Why should we care about climate chaos and global warming? Because, among other risky outcomes, they may seriously harm our health! Scientists around the world are in agreement that global warming, more aptly named climate change, is occurring and human activity is the primary cause. The debate now is in the scientific and policy worlds about just how harmful climate change will be and what are the best ways to stop it. One of those scientists is author Cindy Parker, who believes climate change is the most health-damaging problem humanity has ever faced. Parker has thus immersed herself during the past ten years in educating the public and health professionals about how climate change will affect our well-being. Here, she and husband, Steve Shapiro, a psychologist and former journalist, describe what we can expect if climate change continues unabated. The authors explain our possible physical and mental responses to such climate change factors as heat stress, poor air quality, insufficient water resources, and the rise of infectious diseases fueled by even minor increases in temperature. They also show how other changes that may result from climate change-including sea level rise, extreme weather events, and altered food supplies can harm human health. Parker and Shapiro have found, however, that just talking about the problem is not enough. Actions that can prevent or reduce climate change's harm are presented in each chapter.
To illustrate how much global warming will affect our lives, Parker and Shapiro begin their book with a chapter showing the worst-case scenario if climate change continues without intervention, and end the book with the best case scenario if we act now.

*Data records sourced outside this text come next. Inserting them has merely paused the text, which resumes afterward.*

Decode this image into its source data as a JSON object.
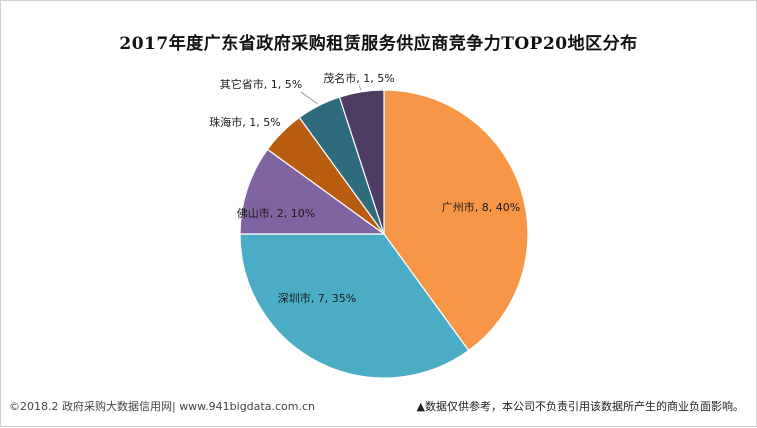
{
  "chart_data": {
    "type": "pie",
    "title": "2017年度广东省政府采购租赁服务供应商竞争力TOP20地区分布",
    "legend": "none",
    "slices": [
      {
        "name": "广州市",
        "value": 8,
        "percent": 40,
        "label": "广州市, 8, 40%",
        "color": "#f79646"
      },
      {
        "name": "深圳市",
        "value": 7,
        "percent": 35,
        "label": "深圳市, 7, 35%",
        "color": "#4bacc6"
      },
      {
        "name": "佛山市",
        "value": 2,
        "percent": 10,
        "label": "佛山市, 2, 10%",
        "color": "#8064a2"
      },
      {
        "name": "珠海市",
        "value": 1,
        "percent": 5,
        "label": "珠海市, 1, 5%",
        "color": "#b85c10"
      },
      {
        "name": "其它省市",
        "value": 1,
        "percent": 5,
        "label": "其它省市, 1, 5%",
        "color": "#2e6b7d"
      },
      {
        "name": "茂名市",
        "value": 1,
        "percent": 5,
        "label": "茂名市, 1, 5%",
        "color": "#4f3c63"
      }
    ]
  },
  "footer": {
    "source": "©2018.2 政府采购大数据信用网| www.941bigdata.com.cn",
    "disclaimer": "▲数据仅供参考，本公司不负责引用该数据所产生的商业负面影响。"
  }
}
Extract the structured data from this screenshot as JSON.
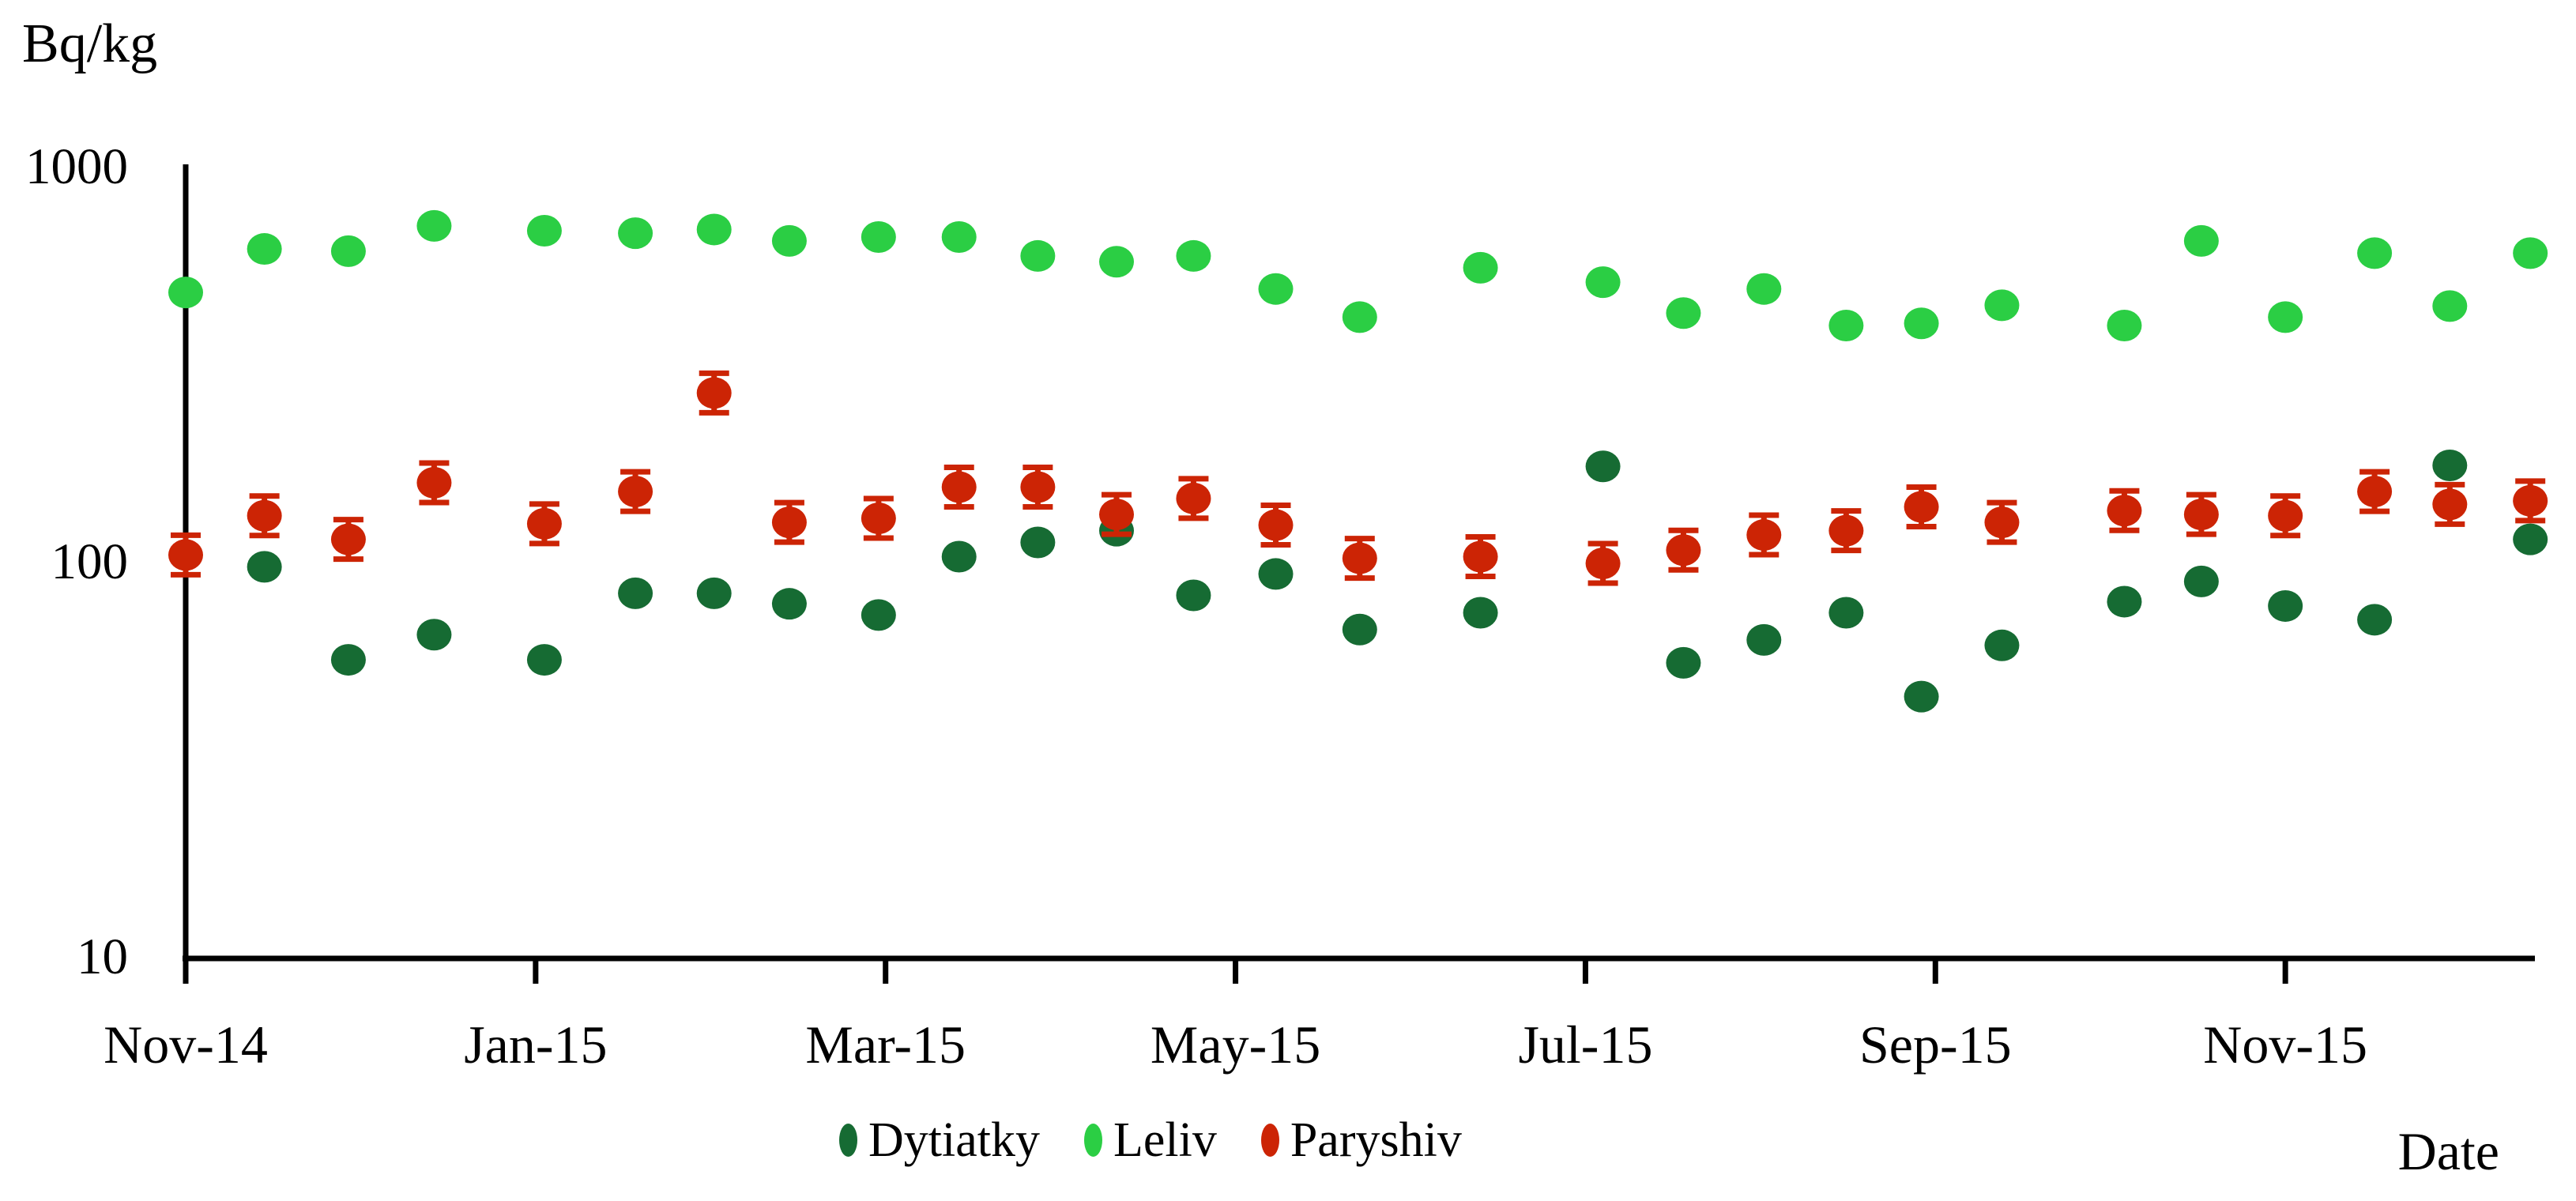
{
  "page": {
    "background": "#ffffff"
  },
  "header": {
    "y_axis_unit": "Bq/kg"
  },
  "footer": {
    "x_axis_title": "Date"
  },
  "legend": {
    "position": "bottom-center",
    "items": [
      {
        "label": "Dytiatky",
        "color": "#166B33"
      },
      {
        "label": "Leliv",
        "color": "#2BCE44"
      },
      {
        "label": "Paryshiv",
        "color": "#CC2405"
      }
    ]
  },
  "chart_data": {
    "type": "scatter",
    "title": "",
    "ylabel": "Bq/kg",
    "xlabel": "Date",
    "y_scale": "log",
    "ylim": [
      10,
      1000
    ],
    "y_ticks": [
      1000,
      100,
      10
    ],
    "grid": false,
    "legend_position": "bottom-center",
    "x_unit": "months since Nov-2014 (samples approx. biweekly, Nov-2014 to mid-Dec-2015)",
    "x_ticks": [
      {
        "label": "Nov-14",
        "month": 0
      },
      {
        "label": "Jan-15",
        "month": 2
      },
      {
        "label": "Mar-15",
        "month": 4
      },
      {
        "label": "May-15",
        "month": 6
      },
      {
        "label": "Jul-15",
        "month": 8
      },
      {
        "label": "Sep-15",
        "month": 10
      },
      {
        "label": "Nov-15",
        "month": 12
      }
    ],
    "series": [
      {
        "name": "Dytiatky",
        "color": "#166B33",
        "marker": "ellipse",
        "error_bars": false,
        "points": [
          [
            0.45,
            98
          ],
          [
            0.93,
            57
          ],
          [
            1.42,
            66
          ],
          [
            2.05,
            57
          ],
          [
            2.57,
            84
          ],
          [
            3.02,
            84
          ],
          [
            3.45,
            79
          ],
          [
            3.96,
            74
          ],
          [
            4.42,
            104
          ],
          [
            4.87,
            113
          ],
          [
            5.32,
            121
          ],
          [
            5.76,
            83
          ],
          [
            6.23,
            94
          ],
          [
            6.71,
            68
          ],
          [
            7.4,
            75
          ],
          [
            8.1,
            176
          ],
          [
            8.56,
            56
          ],
          [
            9.02,
            64
          ],
          [
            9.49,
            75
          ],
          [
            9.92,
            46
          ],
          [
            10.38,
            62
          ],
          [
            11.08,
            80
          ],
          [
            11.52,
            90
          ],
          [
            12.0,
            78
          ],
          [
            12.51,
            72
          ],
          [
            12.94,
            177
          ],
          [
            13.4,
            115
          ]
        ]
      },
      {
        "name": "Leliv",
        "color": "#2BCE44",
        "marker": "ellipse",
        "error_bars": false,
        "points": [
          [
            0.0,
            485
          ],
          [
            0.45,
            625
          ],
          [
            0.93,
            617
          ],
          [
            1.42,
            715
          ],
          [
            2.05,
            695
          ],
          [
            2.57,
            685
          ],
          [
            3.02,
            700
          ],
          [
            3.45,
            655
          ],
          [
            3.96,
            670
          ],
          [
            4.42,
            670
          ],
          [
            4.87,
            600
          ],
          [
            5.32,
            580
          ],
          [
            5.76,
            600
          ],
          [
            6.23,
            495
          ],
          [
            6.71,
            420
          ],
          [
            7.4,
            560
          ],
          [
            8.1,
            515
          ],
          [
            8.56,
            430
          ],
          [
            9.02,
            495
          ],
          [
            9.49,
            400
          ],
          [
            9.92,
            405
          ],
          [
            10.38,
            450
          ],
          [
            11.08,
            400
          ],
          [
            11.52,
            655
          ],
          [
            12.0,
            420
          ],
          [
            12.51,
            610
          ],
          [
            12.94,
            448
          ],
          [
            13.4,
            610
          ]
        ]
      },
      {
        "name": "Paryshiv",
        "color": "#CC2405",
        "marker": "ellipse",
        "error_bars": true,
        "points": [
          [
            0.0,
            105
          ],
          [
            0.45,
            132
          ],
          [
            0.93,
            115
          ],
          [
            1.42,
            160
          ],
          [
            2.05,
            126
          ],
          [
            2.57,
            152
          ],
          [
            3.02,
            270
          ],
          [
            3.45,
            127
          ],
          [
            3.96,
            130
          ],
          [
            4.42,
            156
          ],
          [
            4.87,
            156
          ],
          [
            5.32,
            133
          ],
          [
            5.76,
            146
          ],
          [
            6.23,
            125
          ],
          [
            6.71,
            103
          ],
          [
            7.4,
            104
          ],
          [
            8.1,
            100
          ],
          [
            8.56,
            108
          ],
          [
            9.02,
            118
          ],
          [
            9.49,
            121
          ],
          [
            9.92,
            139
          ],
          [
            10.38,
            127
          ],
          [
            11.08,
            136
          ],
          [
            11.52,
            133
          ],
          [
            12.0,
            132
          ],
          [
            12.51,
            152
          ],
          [
            12.94,
            141
          ],
          [
            13.4,
            144
          ]
        ]
      }
    ]
  }
}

Their eye-opening work will appeal to everyone who wants to remain healthy as we challenge this world-altering problem of our own making . While written for a lay audience in a manner that limits technical terminology, the book will also appeal to students and professionals of public health, medicine, environmental psychology, and science who will find the focus on health and the extensive referencing useful.
About the Author: CINDY L. PARKER, MD, MPH, is Co-Director of the Program on Global Sustainability and Health at the Johns Hopkins University Bloomberg School of Public Health. She is also a Fellow of the American College of Preventive Medicine. She began her career as a family practice physician and, then recognized that she could help people more by by focusing on preventing health problems before they started. Climate change is, in her view, the most health-damaging problem humanity has ever faced.

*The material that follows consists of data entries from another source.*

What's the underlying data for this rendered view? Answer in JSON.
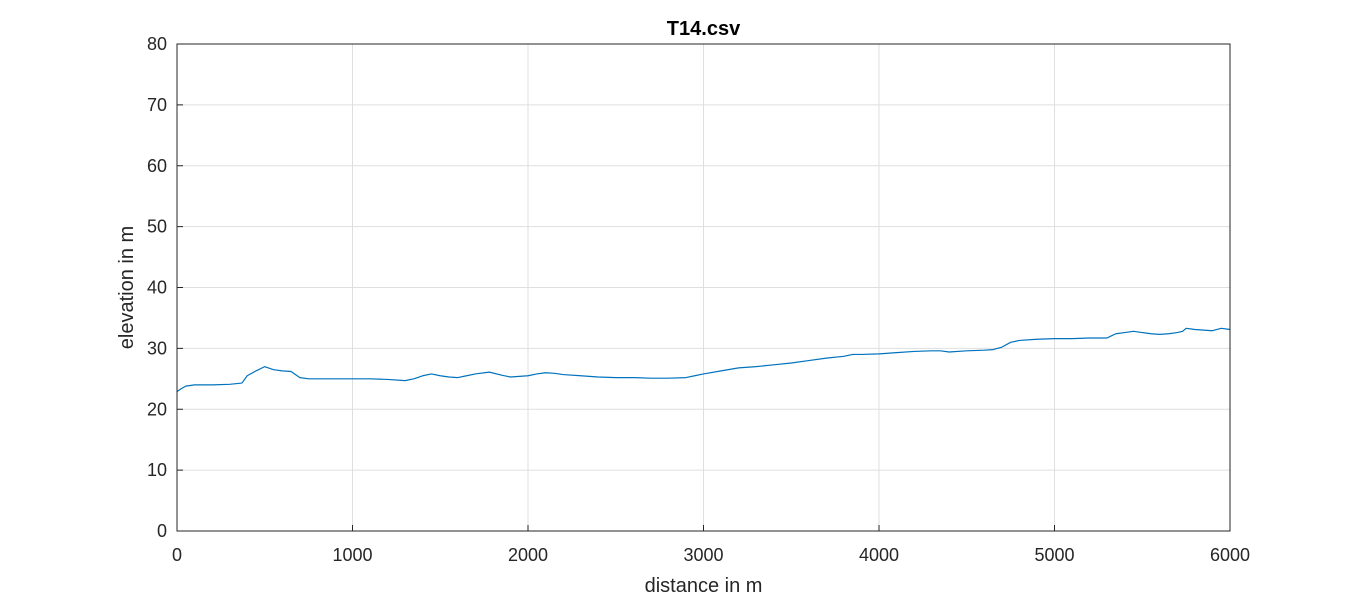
{
  "chart_data": {
    "type": "line",
    "title": "T14.csv",
    "xlabel": "distance in m",
    "ylabel": "elevation in m",
    "xlim": [
      0,
      6000
    ],
    "ylim": [
      0,
      80
    ],
    "xticks": [
      0,
      1000,
      2000,
      3000,
      4000,
      5000,
      6000
    ],
    "yticks": [
      0,
      10,
      20,
      30,
      40,
      50,
      60,
      70,
      80
    ],
    "grid": true,
    "series": [
      {
        "color": "#0072bd",
        "x": [
          0,
          20,
          50,
          100,
          200,
          300,
          370,
          400,
          450,
          500,
          550,
          600,
          650,
          700,
          750,
          800,
          900,
          1000,
          1100,
          1200,
          1300,
          1350,
          1400,
          1450,
          1500,
          1550,
          1600,
          1650,
          1700,
          1780,
          1850,
          1900,
          2000,
          2050,
          2100,
          2150,
          2200,
          2300,
          2400,
          2500,
          2600,
          2700,
          2800,
          2900,
          2950,
          3000,
          3100,
          3200,
          3300,
          3400,
          3500,
          3600,
          3700,
          3800,
          3850,
          3900,
          4000,
          4100,
          4200,
          4300,
          4350,
          4400,
          4500,
          4600,
          4650,
          4700,
          4750,
          4800,
          4900,
          5000,
          5100,
          5200,
          5300,
          5320,
          5350,
          5400,
          5450,
          5500,
          5550,
          5600,
          5650,
          5700,
          5730,
          5750,
          5800,
          5850,
          5900,
          5950,
          6000
        ],
        "y": [
          22.9,
          23.3,
          23.8,
          24.0,
          24.0,
          24.1,
          24.3,
          25.5,
          26.3,
          27.0,
          26.5,
          26.3,
          26.2,
          25.2,
          25.0,
          25.0,
          25.0,
          25.0,
          25.0,
          24.9,
          24.7,
          25.0,
          25.5,
          25.8,
          25.5,
          25.3,
          25.2,
          25.5,
          25.8,
          26.1,
          25.6,
          25.3,
          25.5,
          25.8,
          26.0,
          25.9,
          25.7,
          25.5,
          25.3,
          25.2,
          25.2,
          25.1,
          25.1,
          25.2,
          25.5,
          25.8,
          26.3,
          26.8,
          27.0,
          27.3,
          27.6,
          28.0,
          28.4,
          28.7,
          29.0,
          29.0,
          29.1,
          29.3,
          29.5,
          29.6,
          29.6,
          29.4,
          29.6,
          29.7,
          29.8,
          30.2,
          31.0,
          31.3,
          31.5,
          31.6,
          31.6,
          31.7,
          31.7,
          32.0,
          32.4,
          32.6,
          32.8,
          32.6,
          32.4,
          32.3,
          32.4,
          32.6,
          32.8,
          33.3,
          33.1,
          33.0,
          32.9,
          33.3,
          33.1
        ]
      }
    ]
  }
}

STEVEN M. SHAPIRO, PhD, is a Clinical Supervisor and a Counseling Psychologist at Johns Hopkins Bayview Medical Center's Community Psychiatry Program, which provides community-based mental health services to indigent children and families in the Baltimore area. A former health and social issues journalist, who worked in that role for the American Medical Association and publications including Science Digest magazine, Shapiro has focused his writings on how to motivate people to choose healther behaviors. His many awards in journalism include the American College of Emergency Physicians Award of Excellence, the American Heart Association Howard W. Blakeslee Journalism Award, and a National Headliner Award for Outstanding News Reporting.